Перед вечером в совхоз зашла Наташа. Она долго разыскивала его под ощупывающими взглядами совхозовских сплетниц, под крутые шутки каменщиков и нашла наконец в машинном сарае под полотном жнейки — грязного, липкого от пота и машинного масла, еще более заросшего.
Когда она вошла в широкий просвет ворот, Коротков, дрыгая ногами, стараясь вылезть из-под цепких крючков жнейки, кричал слесарю Воронину, смеющемуся над ним с высоты седла:
— Черт, слезь! Слезь, говорят! Она под тобой садится!
Потом выбрался, заворотив рубашку по плечи, махнул на Воронина масленкой и увидел Наташу. Этот момент был самый потрясающий. Радость и стыд за свою наготу и грубость сменялись в нем с невероятной быстротой, и в этой смене были одновременно и позор, и счастье, и прощение, и теплота.
— Откуда вы? А я тут…
Он сунул ей руку и испуганно отдернул:
— Ну, не черт?
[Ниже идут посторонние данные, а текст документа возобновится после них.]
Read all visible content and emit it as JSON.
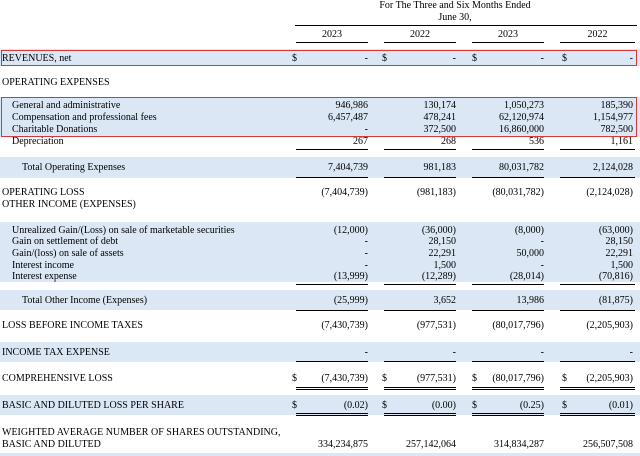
{
  "header": {
    "period_title_line1": "For The Three and Six Months Ended",
    "period_title_line2": "June 30,",
    "years": [
      "2023",
      "2022",
      "2023",
      "2022"
    ]
  },
  "currency_symbol": "$",
  "rows": {
    "revenues": {
      "label": "REVENUES, net",
      "values": [
        "-",
        "-",
        "-",
        "-"
      ]
    },
    "operating_expenses": {
      "label": "OPERATING EXPENSES"
    },
    "general_admin": {
      "label": "General and administrative",
      "values": [
        "946,986",
        "130,174",
        "1,050,273",
        "185,390"
      ]
    },
    "comp_prof_fees": {
      "label": "Compensation and professional fees",
      "values": [
        "6,457,487",
        "478,241",
        "62,120,974",
        "1,154,977"
      ]
    },
    "charitable": {
      "label": "Charitable Donations",
      "values": [
        "-",
        "372,500",
        "16,860,000",
        "782,500"
      ]
    },
    "depreciation": {
      "label": "Depreciation",
      "values": [
        "267",
        "268",
        "536",
        "1,161"
      ]
    },
    "total_opex": {
      "label": "Total Operating Expenses",
      "values": [
        "7,404,739",
        "981,183",
        "80,031,782",
        "2,124,028"
      ]
    },
    "operating_loss": {
      "label": "OPERATING LOSS",
      "values": [
        "(7,404,739)",
        "(981,183)",
        "(80,031,782)",
        "(2,124,028)"
      ]
    },
    "other_income": {
      "label": "OTHER INCOME (EXPENSES)"
    },
    "unrealized": {
      "label": "Unrealized Gain/(Loss) on sale of marketable securities",
      "values": [
        "(12,000)",
        "(36,000)",
        "(8,000)",
        "(63,000)"
      ]
    },
    "gain_debt": {
      "label": "Gain on settlement of debt",
      "values": [
        "-",
        "28,150",
        "-",
        "28,150"
      ]
    },
    "gain_assets": {
      "label": "Gain/(loss) on sale of assets",
      "values": [
        "-",
        "22,291",
        "50,000",
        "22,291"
      ]
    },
    "interest_income": {
      "label": "Interest income",
      "values": [
        "-",
        "1,500",
        "-",
        "1,500"
      ]
    },
    "interest_expense": {
      "label": "Interest expense",
      "values": [
        "(13,999)",
        "(12,289)",
        "(28,014)",
        "(70,816)"
      ]
    },
    "total_other": {
      "label": "Total Other Income (Expenses)",
      "values": [
        "(25,999)",
        "3,652",
        "13,986",
        "(81,875)"
      ]
    },
    "loss_before_tax": {
      "label": "LOSS BEFORE INCOME TAXES",
      "values": [
        "(7,430,739)",
        "(977,531)",
        "(80,017,796)",
        "(2,205,903)"
      ]
    },
    "income_tax": {
      "label": "INCOME TAX EXPENSE",
      "values": [
        "-",
        "-",
        "-",
        "-"
      ]
    },
    "comprehensive_loss": {
      "label": "COMPREHENSIVE LOSS",
      "values": [
        "(7,430,739)",
        "(977,531)",
        "(80,017,796)",
        "(2,205,903)"
      ]
    },
    "eps": {
      "label": "BASIC AND DILUTED LOSS PER SHARE",
      "values": [
        "(0.02)",
        "(0.00)",
        "(0.25)",
        "(0.01)"
      ]
    },
    "weighted_shares": {
      "label_line1": "WEIGHTED AVERAGE NUMBER OF SHARES OUTSTANDING,",
      "label_line2": "BASIC AND DILUTED",
      "values": [
        "334,234,875",
        "257,142,064",
        "314,834,287",
        "256,507,508"
      ]
    }
  }
}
С какой лапой лезу.
— Ничего, ничего.
Смех Наташи был волнующ и переливист, а глаза ее светили ему в черноту груди двумя голубыми фонариками, освещали грязную накипь последних дней, вытаскивали наружу то, что он боялся за собой признавать.
Он стоял перед ней, растопырив ноги, и бессмысленно улыбался. Он не усваивал того, что говорила она, только следил за движением ее губ — сочных, опаленных дневным жаром, как два растянутых и подпеченных солнцем плода земляники.
— Была у подруги в Осиновой горе. Зашла вам передать от брата…
— К черту брата! И тебя, Воронин, к черту! Идемте!
Он решительно взял Наташу за руку и вывел на просторное гумно.
— Молока, чаю — оказывайте! — И замахал фуражкой Ксюше, по-утиному шедшей из кухни к коровнику: — Ксюша! Эй!